Une fois qu'il fut calmé, la jeune fille prit place dans son hamac, un peu plus sereine - et surtout éreintée. La tempête n'était pas encore complètement apaisée, mais il lui semblait que le navire se secouait de moins en moins, ou alors que le capitaine reprenait véritablement le contrôle de l'embarcation : dans tous les cas, autant par fatigue que par une indifférence naturelle propre aux Dahràmais des nuits secouées par le vent et les vagues, elle réussit finalement à trouver le sommeil, s'enroulant dans son hamac et le refermant en son centre d'un nœud pour éviter une mauvaise chute au cas où les secousses reprendraient de plus belle.

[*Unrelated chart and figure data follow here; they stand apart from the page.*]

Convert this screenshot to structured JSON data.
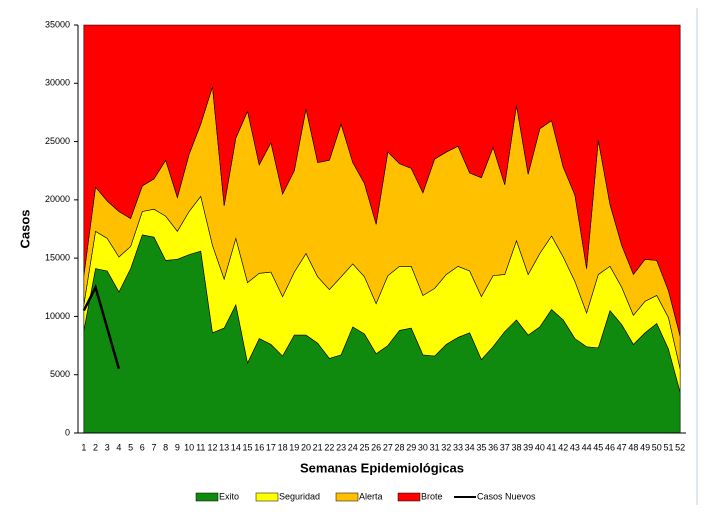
{
  "chart_data": {
    "type": "area",
    "stacked": true,
    "x_label": "Semanas Epidemiológicas",
    "y_label": "Casos",
    "categories": [
      "1",
      "2",
      "3",
      "4",
      "5",
      "6",
      "7",
      "8",
      "9",
      "10",
      "11",
      "12",
      "13",
      "14",
      "15",
      "16",
      "17",
      "18",
      "19",
      "20",
      "21",
      "22",
      "23",
      "24",
      "25",
      "26",
      "27",
      "28",
      "29",
      "30",
      "31",
      "32",
      "33",
      "34",
      "35",
      "36",
      "37",
      "38",
      "39",
      "40",
      "41",
      "42",
      "43",
      "44",
      "45",
      "46",
      "47",
      "48",
      "49",
      "50",
      "51",
      "52"
    ],
    "ylim": [
      0,
      35000
    ],
    "yticks": [
      0,
      5000,
      10000,
      15000,
      20000,
      25000,
      30000,
      35000
    ],
    "legend": "bottom",
    "series": [
      {
        "name": "Exito",
        "color": "#0f8a0f",
        "values": [
          8800,
          14100,
          13900,
          12100,
          14100,
          17000,
          16800,
          14800,
          14900,
          15300,
          15600,
          8600,
          9000,
          11000,
          6000,
          8100,
          7600,
          6600,
          8400,
          8400,
          7700,
          6400,
          6700,
          9100,
          8500,
          6800,
          7500,
          8800,
          9000,
          6700,
          6600,
          7600,
          8200,
          8600,
          6300,
          7400,
          8700,
          9700,
          8400,
          9100,
          10600,
          9700,
          8100,
          7400,
          7300,
          10500,
          9300,
          7600,
          8600,
          9400,
          7200,
          3500
        ]
      },
      {
        "name": "Seguridad",
        "color": "#ffff00",
        "values": [
          2200,
          3200,
          2800,
          3000,
          1900,
          2000,
          2400,
          3800,
          2400,
          3700,
          4700,
          7500,
          4200,
          5700,
          6900,
          5600,
          6200,
          5100,
          5400,
          7000,
          5700,
          5900,
          6700,
          5400,
          4900,
          4300,
          6000,
          5500,
          5300,
          5100,
          5800,
          6000,
          6100,
          5300,
          5400,
          6100,
          4900,
          6800,
          5200,
          6300,
          6300,
          5400,
          4900,
          2900,
          6300,
          3800,
          3200,
          2500,
          2700,
          2400,
          2700,
          2000
        ]
      },
      {
        "name": "Alerta",
        "color": "#ffc000",
        "values": [
          2500,
          3800,
          3200,
          3900,
          2400,
          2200,
          2600,
          4800,
          2900,
          4900,
          6200,
          13600,
          6300,
          8600,
          14700,
          9300,
          11100,
          8800,
          8700,
          12400,
          9800,
          11100,
          13100,
          8700,
          8000,
          6800,
          10600,
          8800,
          8400,
          8800,
          11100,
          10500,
          10300,
          8400,
          10200,
          11000,
          7700,
          11600,
          8600,
          10700,
          9900,
          7700,
          7400,
          3800,
          11500,
          5300,
          3600,
          3500,
          3600,
          3000,
          2300,
          2800
        ]
      },
      {
        "name": "Brote",
        "color": "#ff0000",
        "values": [
          21500,
          13900,
          15100,
          16000,
          16600,
          13800,
          13200,
          11600,
          14800,
          11100,
          8500,
          5300,
          15500,
          9700,
          7400,
          12000,
          10100,
          14500,
          12500,
          7200,
          11800,
          11600,
          8500,
          11800,
          13600,
          17100,
          10900,
          11900,
          12300,
          14400,
          11500,
          10900,
          10400,
          12700,
          13100,
          10500,
          13700,
          6900,
          12800,
          8900,
          8200,
          12200,
          14600,
          20900,
          9900,
          15400,
          18900,
          21400,
          20100,
          20200,
          22800,
          26700
        ]
      },
      {
        "name": "Casos Nuevos",
        "type": "line",
        "color": "#000000",
        "values": [
          10500,
          12500,
          9000,
          5500,
          null,
          null,
          null,
          null,
          null,
          null,
          null,
          null,
          null,
          null,
          null,
          null,
          null,
          null,
          null,
          null,
          null,
          null,
          null,
          null,
          null,
          null,
          null,
          null,
          null,
          null,
          null,
          null,
          null,
          null,
          null,
          null,
          null,
          null,
          null,
          null,
          null,
          null,
          null,
          null,
          null,
          null,
          null,
          null,
          null,
          null,
          null,
          null
        ]
      }
    ]
  }
}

La nuit fut courte, mais elle parvint tout de même à se reposer davantage que certains autres marins. L'agitation de la mer l'empêchait de rester longuement endormie : elle était sans cesse réveillée et, si la pause était tout de même bienvenue, il lui faudrait certainement une sieste en journée pour récupérer totalement. Mais lorsque les premières lueurs du jour pointèrent et que, le remarquant, elle décida finalement de se lever, elle constata avec étonnement que le bateau était beaucoup plus calme. Certes, il y avait toujours cette détestable odeur qui traînait depuis quelques heures dans la cale, due aux relents et dégorgements de Jorus plus tôt, mais elle s'y était presque habituée : en montant sur le pont, baigné d'une douce lumière rose, elle s'emplit avec plaisir les narines d'air frais et pur, chassant toute l'acidité qui régnait en bas.
Elle observait le décor autour d'elle avec un sourire de satisfaction. Pourtant, le navire était en ruine : la voile avant disparue, les autres avaient été hissées à nouveau une fois la tempête passée mais présentaient de multiples déchirures qui réduisaient leur efficacité - il était heureux que ne souffle à présent qu'une brise légère, incapable d'aggraver le piteux état des voiles - ; le bordage de bois avait été brisé ou défoncé par rares endroits, laissant apercevoir des échardes dressées entre lesquelles avait séché une fine poussière de cristaux de sel, qui resplendissait sous l'aurore aux douces teintes d'églantine. Elle avait en elle un murmure d'orgueil qui s'épanchait en profitant du spectacle des cieux qui s'illuminent au-dessus de l'immense et calme océan : c'était grâce à elle que le navire n'avait pas sombré. Elle en était le gardien et le bienfaiteur, laissant tomber sur chacune des planches un regard hautain, fier et passablement fourbu. Il fallait reconnaître que si l'aurore la distrayait, elle sentait sur ses épaules et dans son crâne une pression d'exténuation, comme l'agitation de ses neurones pour demander encore un somme.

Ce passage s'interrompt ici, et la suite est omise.